The fine line that distinguishes normal social media use from addictive use lies in whether we can monitor our own behaviour and focus on worthy life goals when we can choose otherwise.
Making rational decisions regarding our social media use – rather than being obsessed with social media 24/7 – is an ability that we can self-teach and practice.
For example, ask yourself these questions: Do I really need to check how many people have watched my stories on Instagram every 30 minutes?
Do I really have to scroll down my Facebook page and like all of my friends’ posts?
Do I really need to spend one hour Photoshopping my pictures before posting them?
Do I really have to check out my Snapchat even when getting off the bus?
Being conscious of our social media use is the very first step to using it wisely.
A NEW HIERARCHY OF NEEDS
A popular meme online claims Wi-Fi is the very first level in Maslow’s hierarchy of needs coming before our physical needs.
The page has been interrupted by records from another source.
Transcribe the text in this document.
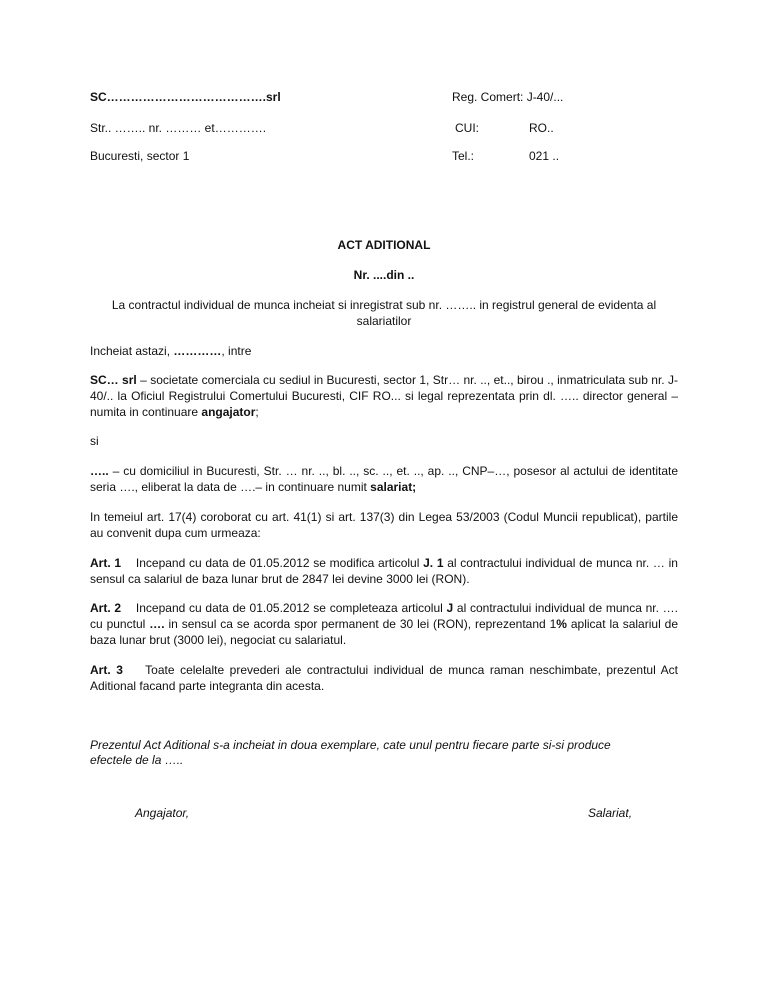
SC………………………………….srl
Str.. …….. nr. ……… et………….
Bucuresti, sector 1
Reg. Comert: J-40/...
CUI:	RO..
Tel.:	021 ..
ACT ADITIONAL
Nr. ....din ..
La contractul individual de munca incheiat si inregistrat sub nr. …….. in registrul general de evidenta al salariatilor
Incheiat astazi, …………, intre
SC… srl – societate comerciala cu sediul in Bucuresti, sector 1, Str… nr. .., et.., birou ., inmatriculata sub nr. J-40/.. la Oficiul Registrului Comertului Bucuresti, CIF RO... si legal reprezentata prin dl. ….. director general – numita in continuare angajator;
si
….. – cu domiciliul in Bucuresti, Str. … nr. .., bl. .., sc. .., et. .., ap. .., CNP–…, posesor al actului de identitate seria …., eliberat la data de ….– in continuare numit salariat;
In temeiul art. 17(4) coroborat cu art. 41(1) si art. 137(3) din Legea 53/2003 (Codul Muncii republicat), partile au convenit dupa cum urmeaza:
Art. 1 Incepand cu data de 01.05.2012 se modifica articolul J. 1 al contractului individual de munca nr. … in sensul ca salariul de baza lunar brut de 2847 lei devine 3000 lei (RON).
Art. 2 Incepand cu data de 01.05.2012 se completeaza articolul J al contractului individual de munca nr. …. cu punctul …. in sensul ca se acorda spor permanent de 30 lei (RON), reprezentand 1% aplicat la salariul de baza lunar brut (3000 lei), negociat cu salariatul.
Art. 3 Toate celelalte prevederi ale contractului individual de munca raman neschimbate, prezentul Act Aditional facand parte integranta din acesta.
Prezentul Act Aditional s-a incheiat in doua exemplare, cate unul pentru fiecare parte si-si produce efectele de la …..
Angajator,	Salariat,
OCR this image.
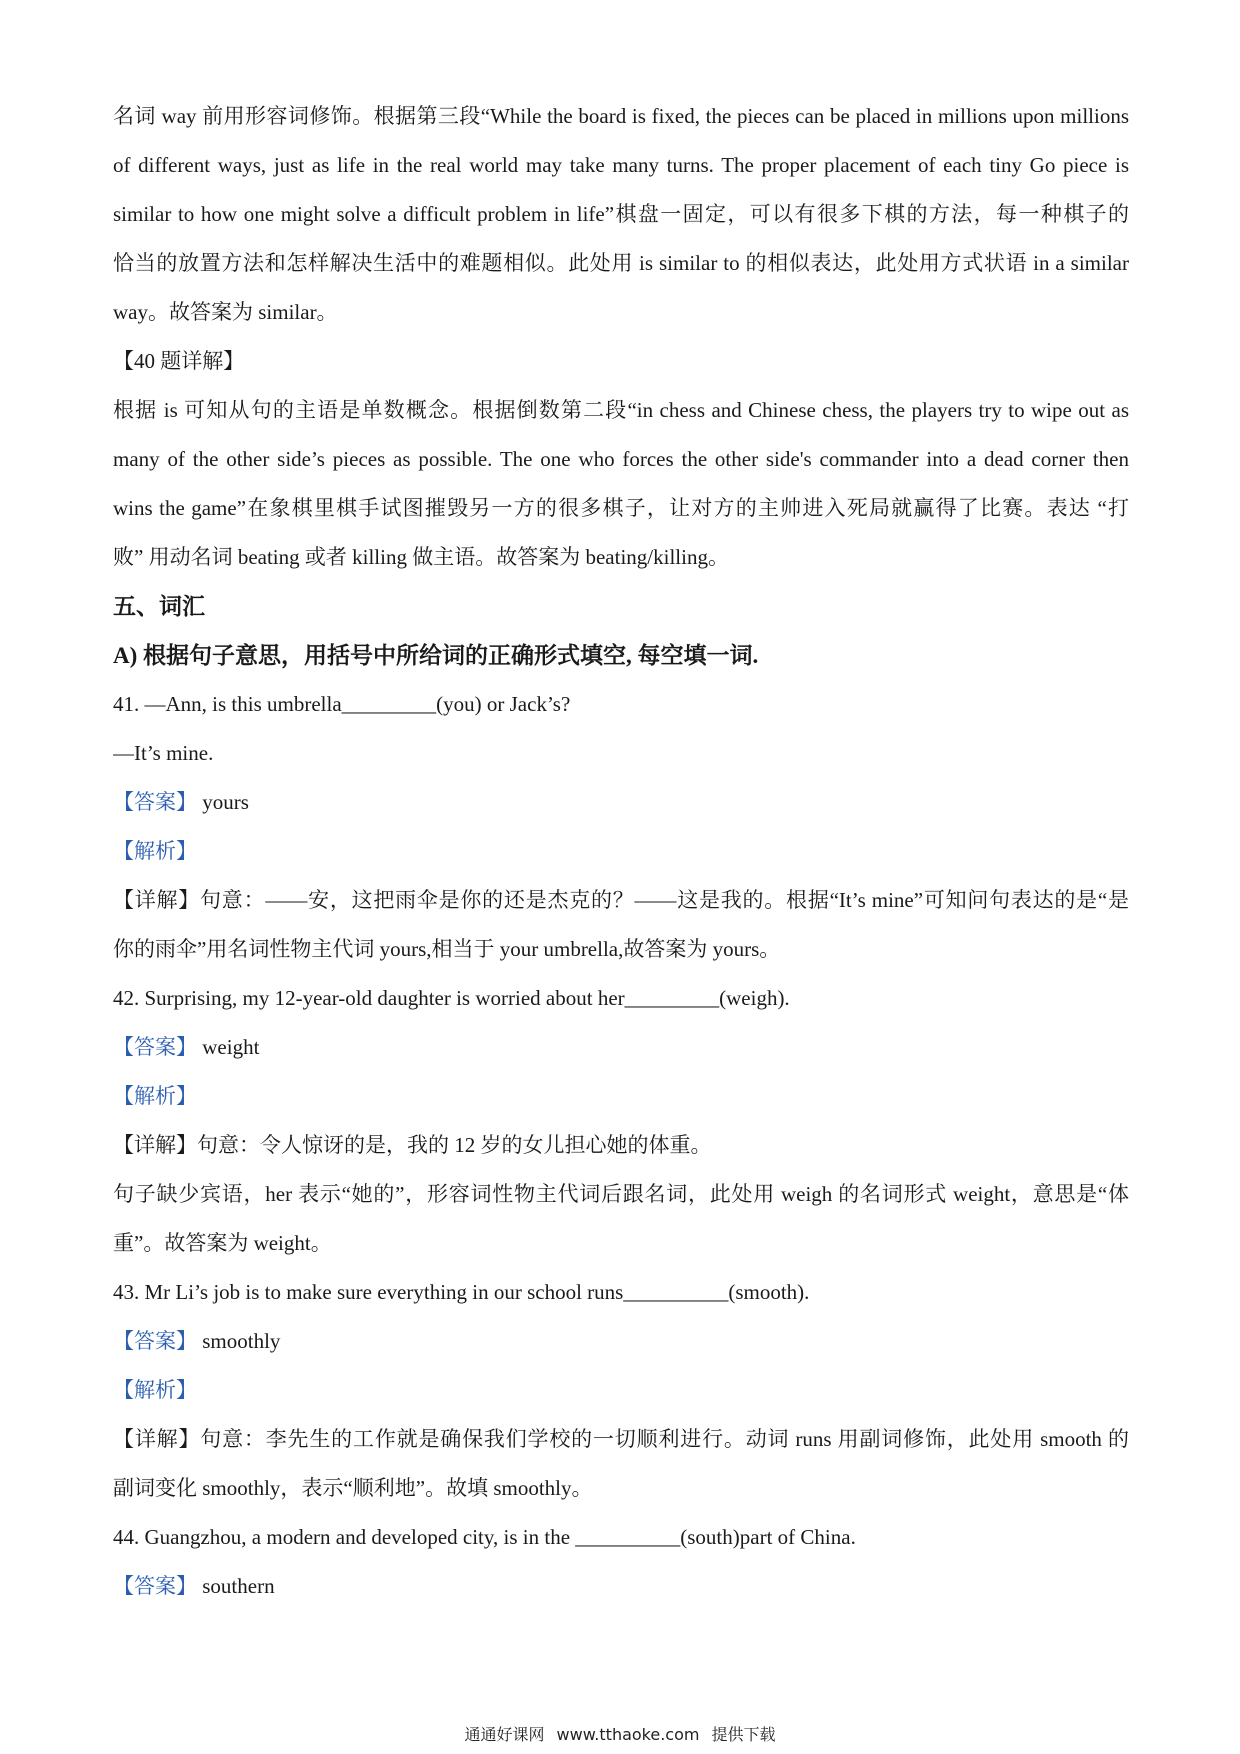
名词 way 前用形容词修饰。根据第三段“While the board is fixed, the pieces can be placed in millions upon millions
of different ways, just as life in the real world may take many turns. The proper placement of each tiny Go piece is
similar to how one might solve a difficult problem in life”棋盘一固定，可以有很多下棋的方法，每一种棋子的
恰当的放置方法和怎样解决生活中的难题相似。此处用 is similar to 的相似表达，此处用方式状语 in a similar
way。故答案为 similar。
【40 题详解】
根据 is 可知从句的主语是单数概念。根据倒数第二段“in chess and Chinese chess, the players try to wipe out as
many of the other side’s pieces as possible. The one who forces the other side's commander into a dead corner then
wins the game”在象棋里棋手试图摧毁另一方的很多棋子，让对方的主帅进入死局就赢得了比赛。表达 “打
败” 用动名词 beating 或者 killing 做主语。故答案为 beating/killing。
五、词汇
A) 根据句子意思，用括号中所给词的正确形式填空, 每空填一词.
41. —Ann, is this umbrella_________(you) or Jack’s?
—It’s mine.
【答案】 yours
【解析】
【详解】句意：——安，这把雨伞是你的还是杰克的？——这是我的。根据“It’s mine”可知问句表达的是“是
你的雨伞”用名词性物主代词 yours,相当于 your umbrella,故答案为 yours。
42. Surprising, my 12-year-old daughter is worried about her_________(weigh).
【答案】 weight
【解析】
【详解】句意：令人惊讶的是，我的 12 岁的女儿担心她的体重。
句子缺少宾语，her 表示“她的”，形容词性物主代词后跟名词，此处用 weigh 的名词形式 weight，意思是“体
重”。故答案为 weight。
43. Mr Li’s job is to make sure everything in our school runs__________(smooth).
【答案】 smoothly
【解析】
【详解】句意：李先生的工作就是确保我们学校的一切顺利进行。动词 runs 用副词修饰，此处用 smooth 的
副词变化 smoothly，表示“顺利地”。故填 smoothly。
44. Guangzhou, a modern and developed city, is in the __________(south)part of China.
【答案】 southern
通通好课网 www.tthaoke.com 提供下载
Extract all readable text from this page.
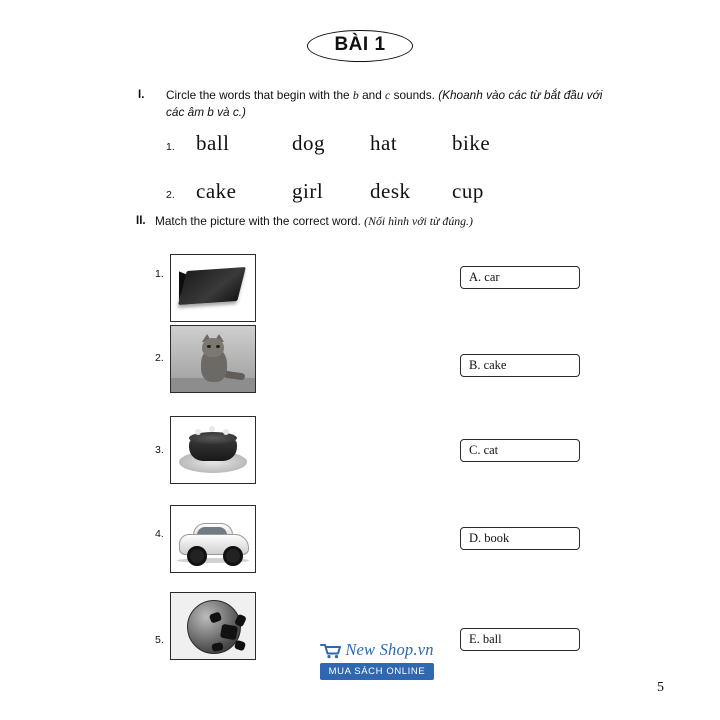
BÀI 1
I. Circle the words that begin with the b and c sounds. (Khoanh vào các từ bắt đầu với các âm b và c.)
1.	ball	dog	hat	bike
2.	cake	girl	desk	cup
II. Match the picture with the correct word. (Nối hình với từ đúng.)
1.
2.
3.
4.
5.
A. car
B. cake
C. cat
D. book
E. ball
New Shop.vn
MUA SÁCH ONLINE
5
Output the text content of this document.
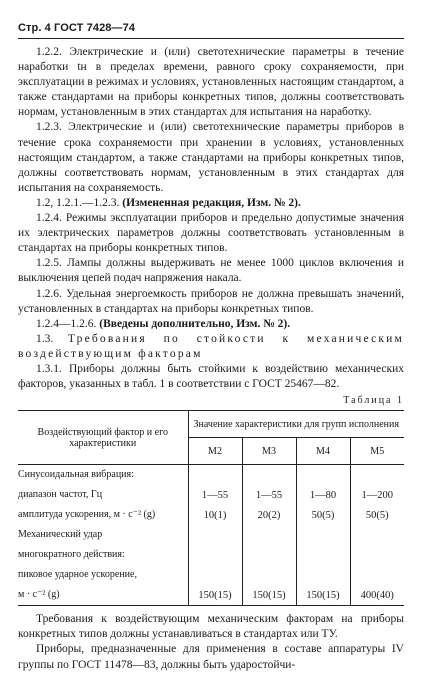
Стр. 4 ГОСТ 7428—74

1.2.2. Электрические и (или) светотехнические параметры в течение наработки tн в пределах времени, равного сроку сохраняемости, при эксплуатации в режимах и условиях, установленных настоящим стандартом, а также стандартами на приборы конкретных типов, должны соответствовать нормам, установленным в этих стандартах для испытания на наработку.

1.2.3. Электрические и (или) светотехнические параметры приборов в течение срока сохраняемости при хранении в условиях, установленных настоящим стандартом, а также стандартами на приборы конкретных типов, должны соответствовать нормам, установленным в этих стандартах для испытания на сохраняемость.

1.2, 1.2.1.—1.2.3. (Измененная редакция, Изм. № 2).

1.2.4. Режимы эксплуатации приборов и предельно допустимые значения их электрических параметров должны соответствовать установленным в стандартах на приборы конкретных типов.

1.2.5. Лампы должны выдерживать не менее 1000 циклов включения и выключения цепей подач напряжения накала.

1.2.6. Удельная энергоемкость приборов не должна превышать значений, установленных в стандартах на приборы конкретных типов.

1.2.4—1.2.6. (Введены дополнительно, Изм. № 2).

1.3. Требования по стойкости к механическим воздействующим факторам

1.3.1. Приборы должны быть стойкими к воздействию механических факторов, указанных в табл. 1 в соответствии с ГОСТ 25467—82.

Таблица 1
Воздействующий фактор и его характеристики	Значение характеристики для групп исполнения			
	М2	М3	М4	М5
Синусоидальная вибрация:				
диапазон частот, Гц	1—55	1—55	1—80	1—200
амплитуда ускорения, м · с⁻² (g)	10(1)	20(2)	50(5)	50(5)
Механический удар				
многократного действия:				
пиковое ударное ускорение,				
м · с⁻² (g)	150(15)	150(15)	150(15)	400(40)

Требования к воздействующим механическим факторам на приборы конкретных типов должны устанавливаться в стандартах или ТУ.

Приборы, предназначенные для применения в составе аппаратуры IV группы по ГОСТ 11478—83, должны быть ударостойчи-
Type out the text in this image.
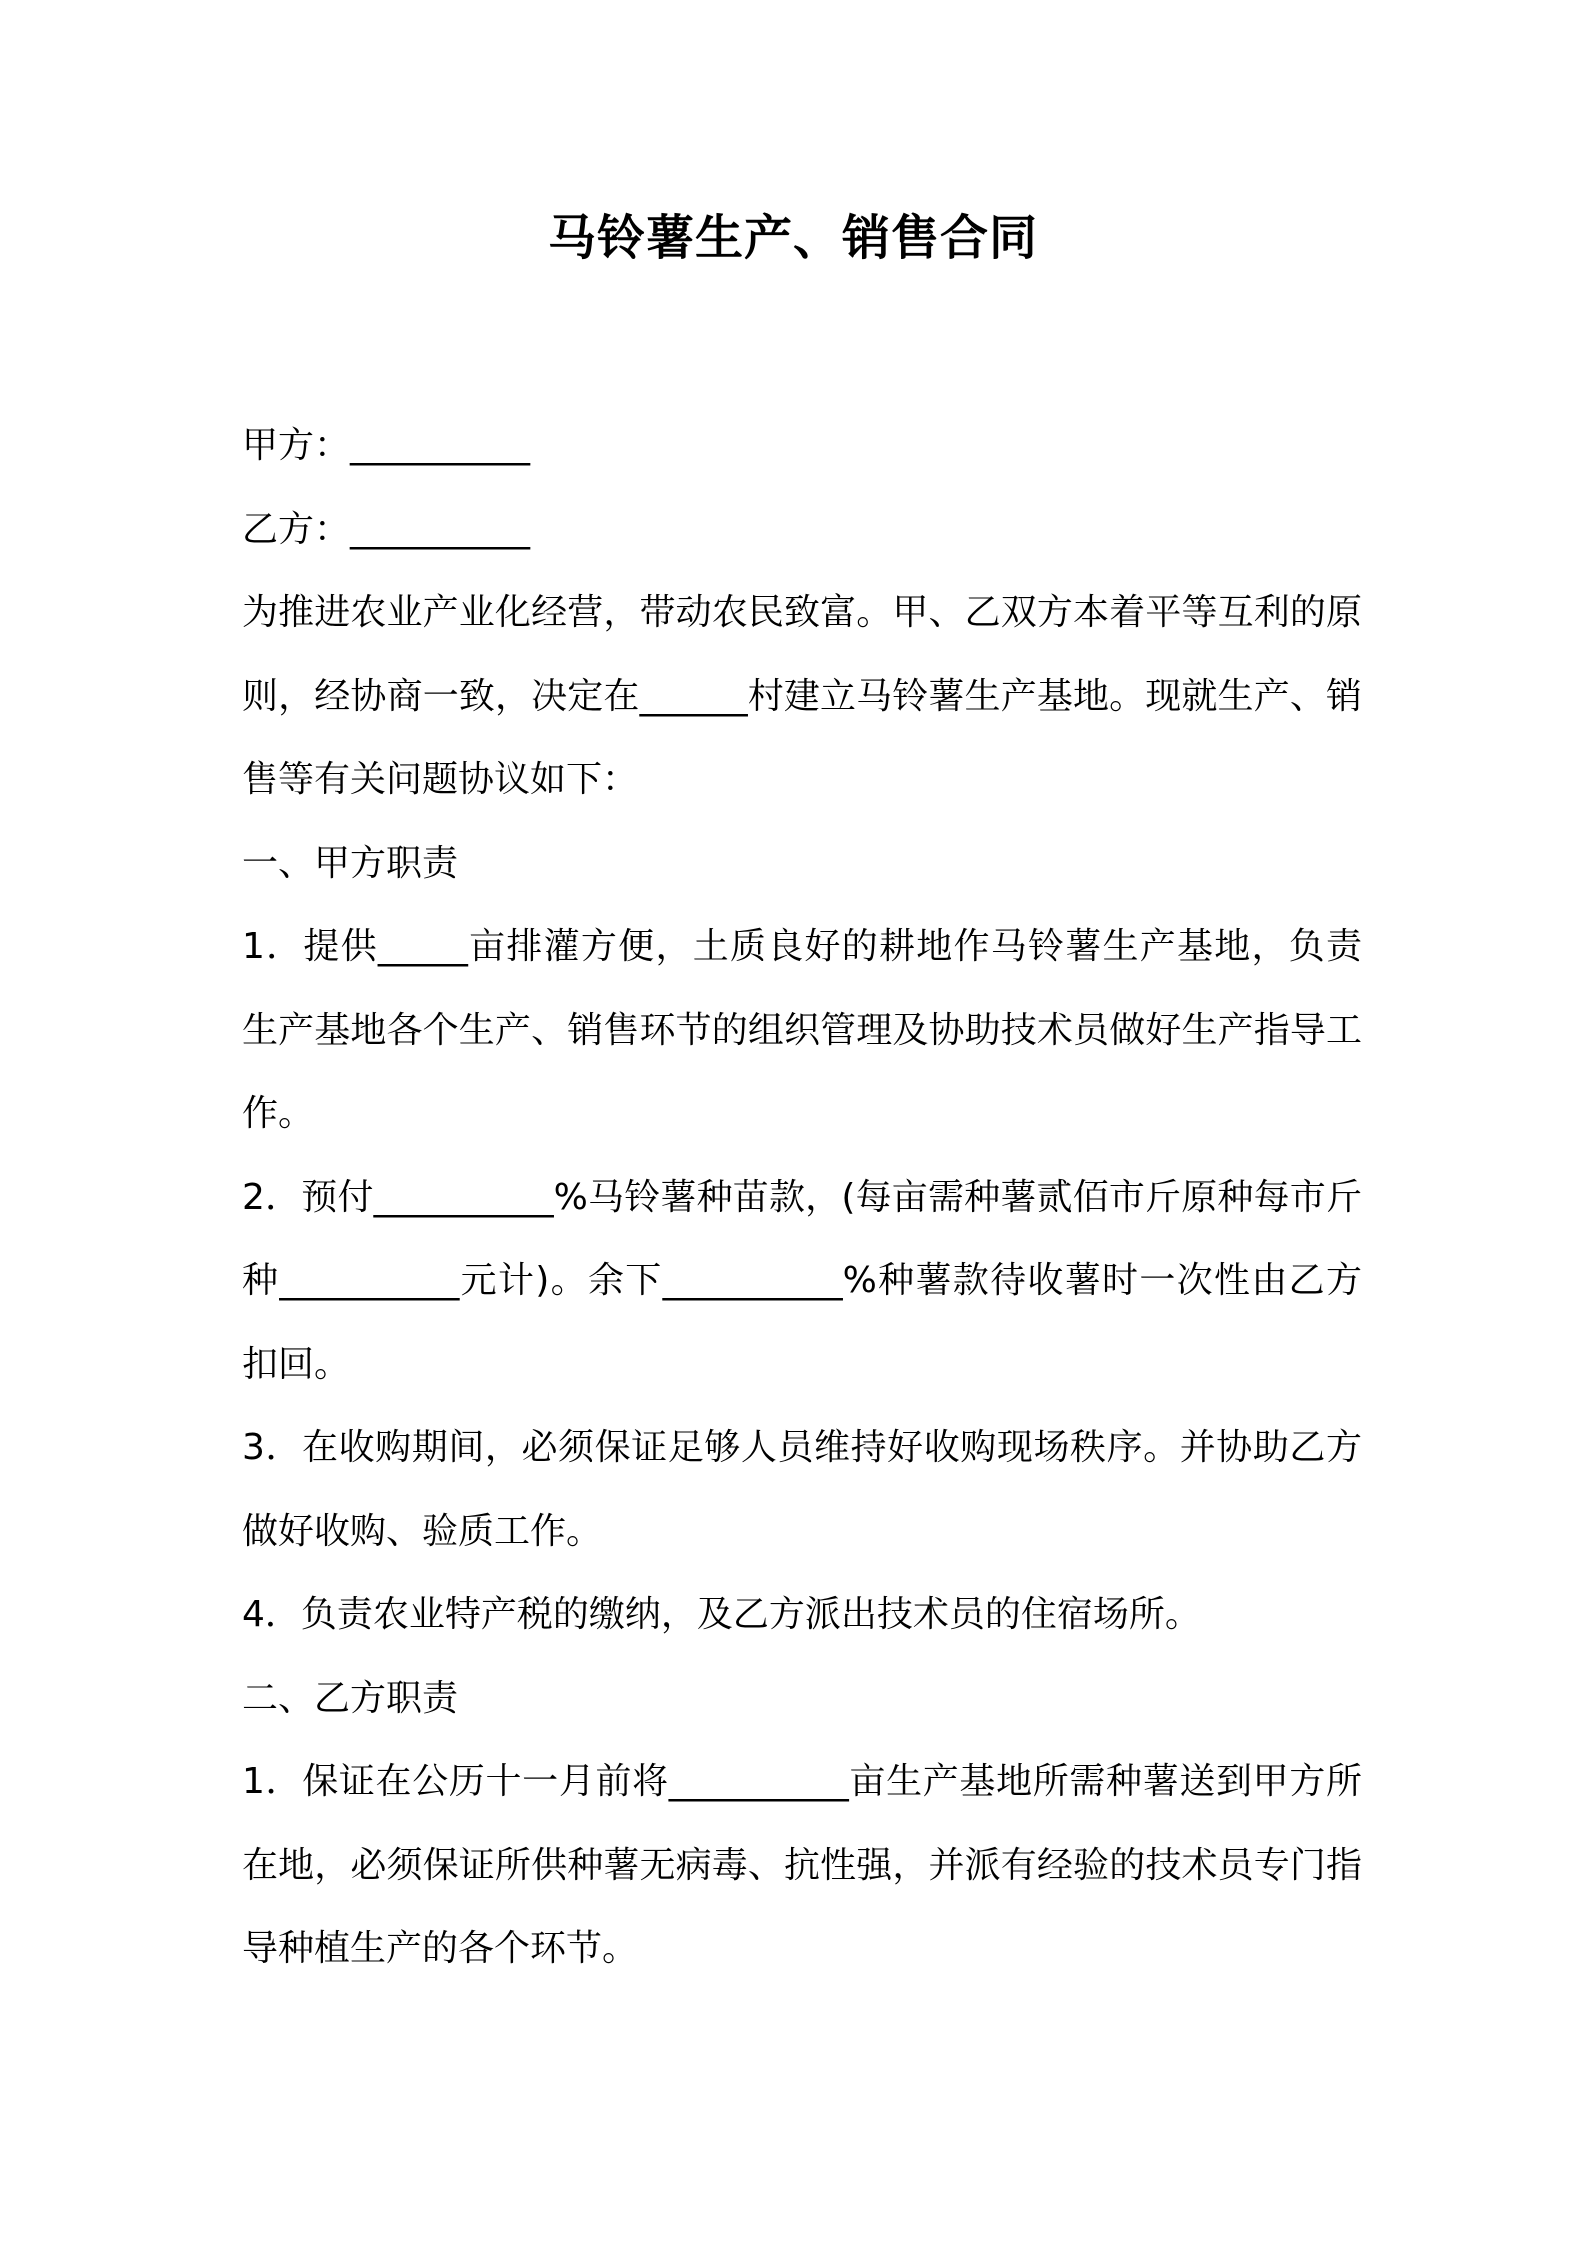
马铃薯生产、销售合同

甲方：__________

乙方：__________

为推进农业产业化经营，带动农民致富。甲、乙双方本着平等互利的原则，经协商一致，决定在______村建立马铃薯生产基地。现就生产、销售等有关问题协议如下：

一、甲方职责

1．提供_____亩排灌方便，土质良好的耕地作马铃薯生产基地，负责生产基地各个生产、销售环节的组织管理及协助技术员做好生产指导工作。

2．预付__________%马铃薯种苗款，(每亩需种薯贰佰市斤原种每市斤种__________元计)。余下__________%种薯款待收薯时一次性由乙方扣回。

3．在收购期间，必须保证足够人员维持好收购现场秩序。并协助乙方做好收购、验质工作。

4．负责农业特产税的缴纳，及乙方派出技术员的住宿场所。

二、乙方职责

1．保证在公历十一月前将__________亩生产基地所需种薯送到甲方所在地，必须保证所供种薯无病毒、抗性强，并派有经验的技术员专门指导种植生产的各个环节。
It is a cute idea, and we may be better off if we focus on fulfilling higher-tiered needs via Wi-Fi, such as self-improvement or progress.
At the end of the day, your heartthrob, your exes, your haters, your stalkers, your friends or your bosses will always be there, online or offline. In the offline world, you will never need to connect with all of them moment by moment.
When it comes to the world of social media, you can also choose to give yourself a break and focus on what is really going on in your life – not the one that you have created online.
My social media solution? I set a rule for myself every time I log on to my dog’s Instagram account (don’t ask me why my dog has one) – and promise not to spend more than 15 minutes each time, three times a day at maximum.
That amount of time watching hilarious dog videos or browsing aesthetically appealing pictures just suffices my daily dose of dopamine.
It can be hard, but I believe we are all capable of taking action.
Assistant Professor Chen Lou teaches consumer behaviour at the Wee Kim Wee School of Communication and Information, Nanyang Technological University. Her research focuses on consumer psychology, marketing communications, and the effects of advertising and media in a social media context.